“She told me, his wife herself.”
“His wife!” His head reeled.
“His deserted wife, a woman with green eyes and thin lips. I suppose you know her. She came down here to tell me.”
“My God!” cried Herold. “My God in heaven!”
And for the first time Stella saw a man in white, shaking anger, showing his teeth and shaking his fists.
“When was it?”
She told him. He controlled the riot within him and questioned her further, almost hectoringly, masterfully, and she replied like a woman compelled to obey, yet flinging her answers defiantly. And he went on unrelenting, fighting not her, but the devil that had got possession of her, until she told him all, even the final horror, as far as he could wring confession from her virgin fierceness; for, in the white-hot passion of his anger he had challenged her knowledge of evil almost as directly as the woman had done.

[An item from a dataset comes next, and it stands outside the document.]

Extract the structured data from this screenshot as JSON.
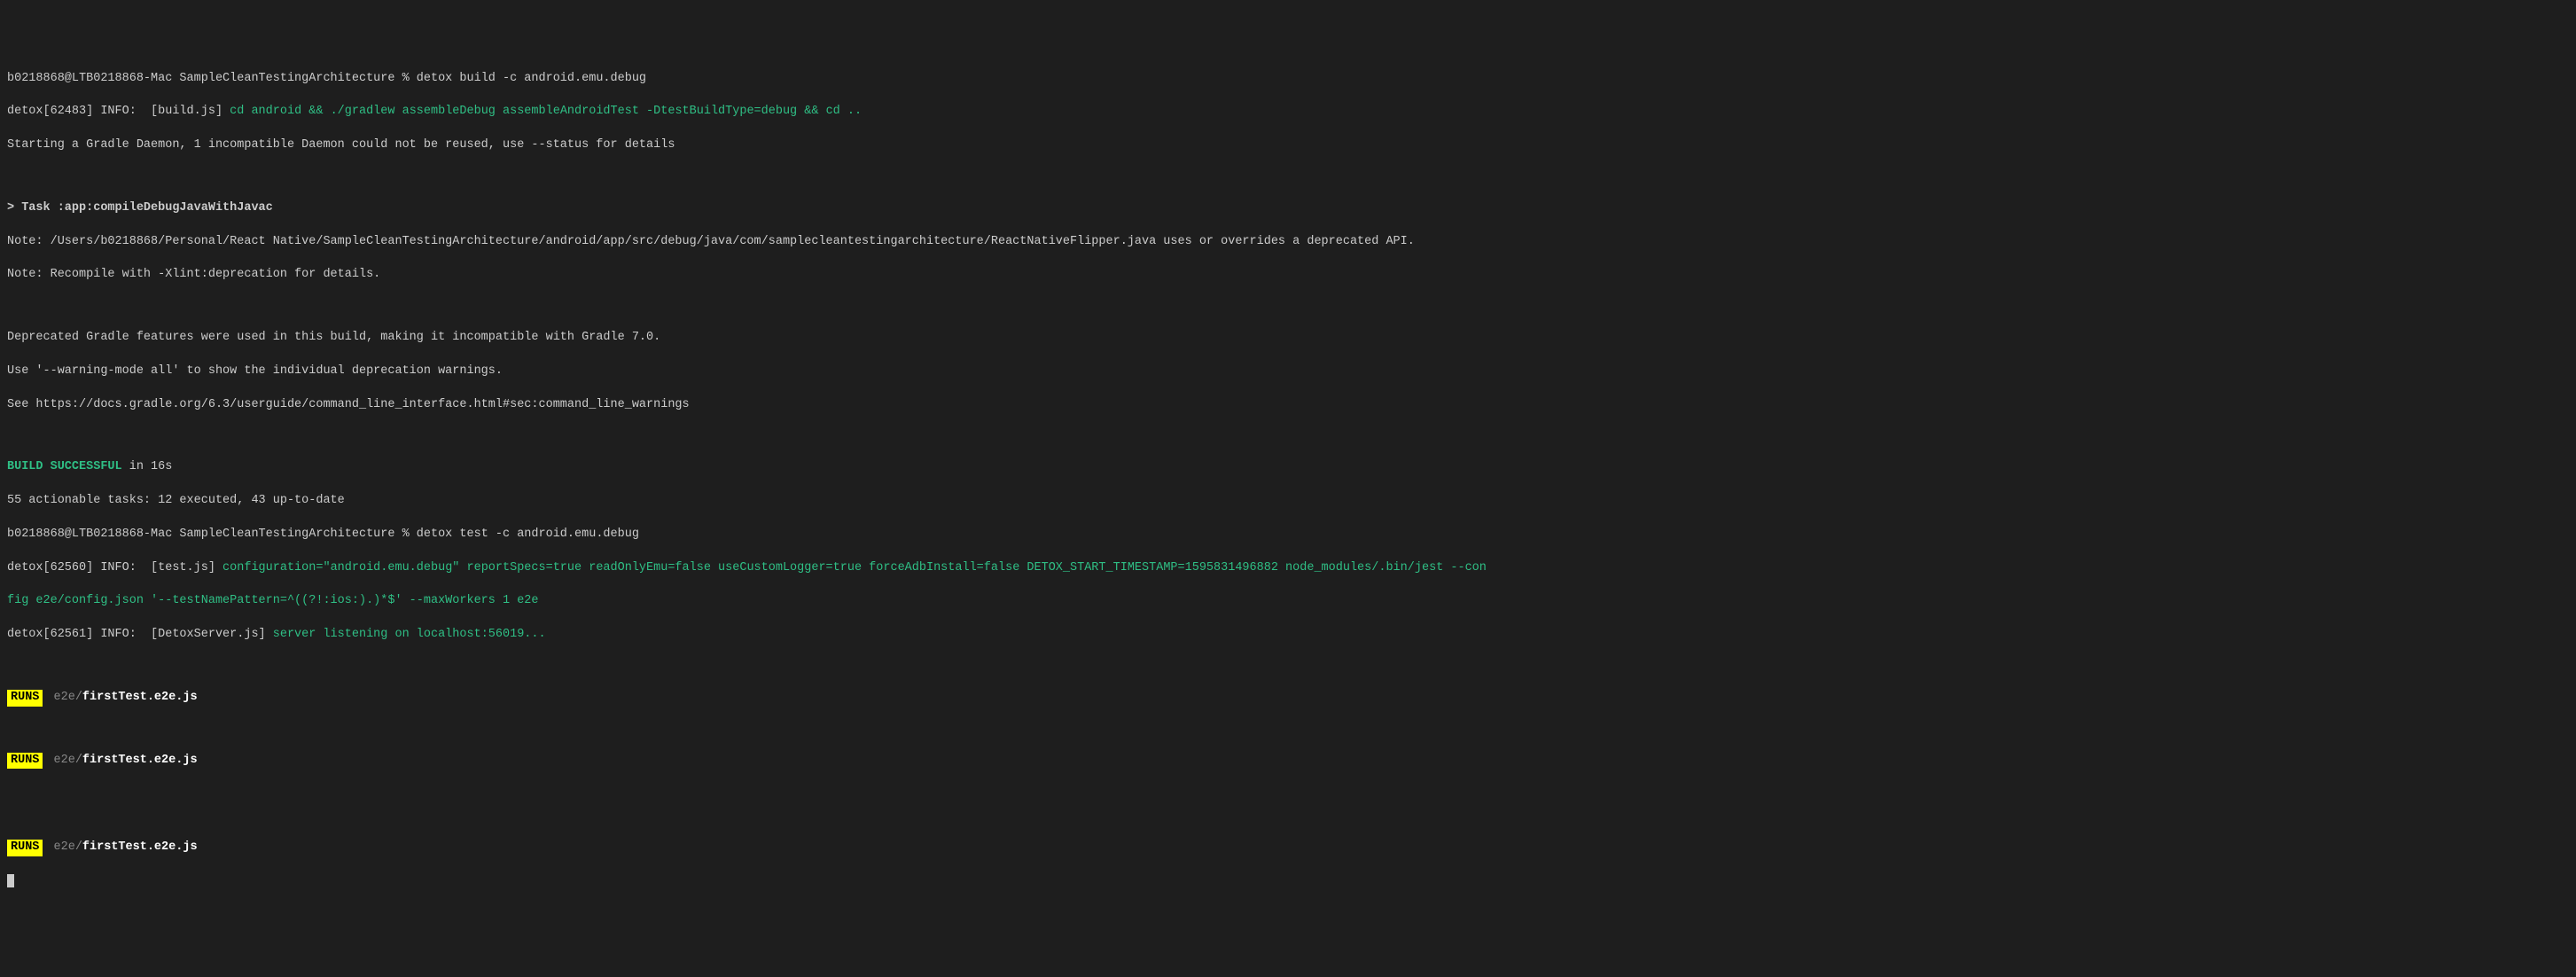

“And you believe her?” he cried. “You, Stellamaris, believe that murderous thing of infamy, when you 've known John Risca and his love and his tenderness all your life? You believe it possible—John and Unity? Good God! It 's monstrous! It 's hellish!”
He planted himself on the path before her, hands on hips, his sensitive face set, his blue eyes aflame, and looked at her as no man or woman had ever yet looked at Stellamaris. And she met his look, and her eyes, despite the battle her proud soul was fighting, lost their hardness, and new light flashed into them, as though they had changed from agate to diamond.
“She loves him, body and soul,” she said. “I ought to have recognized it in London. I did n't know the meaning of things then. I do now.”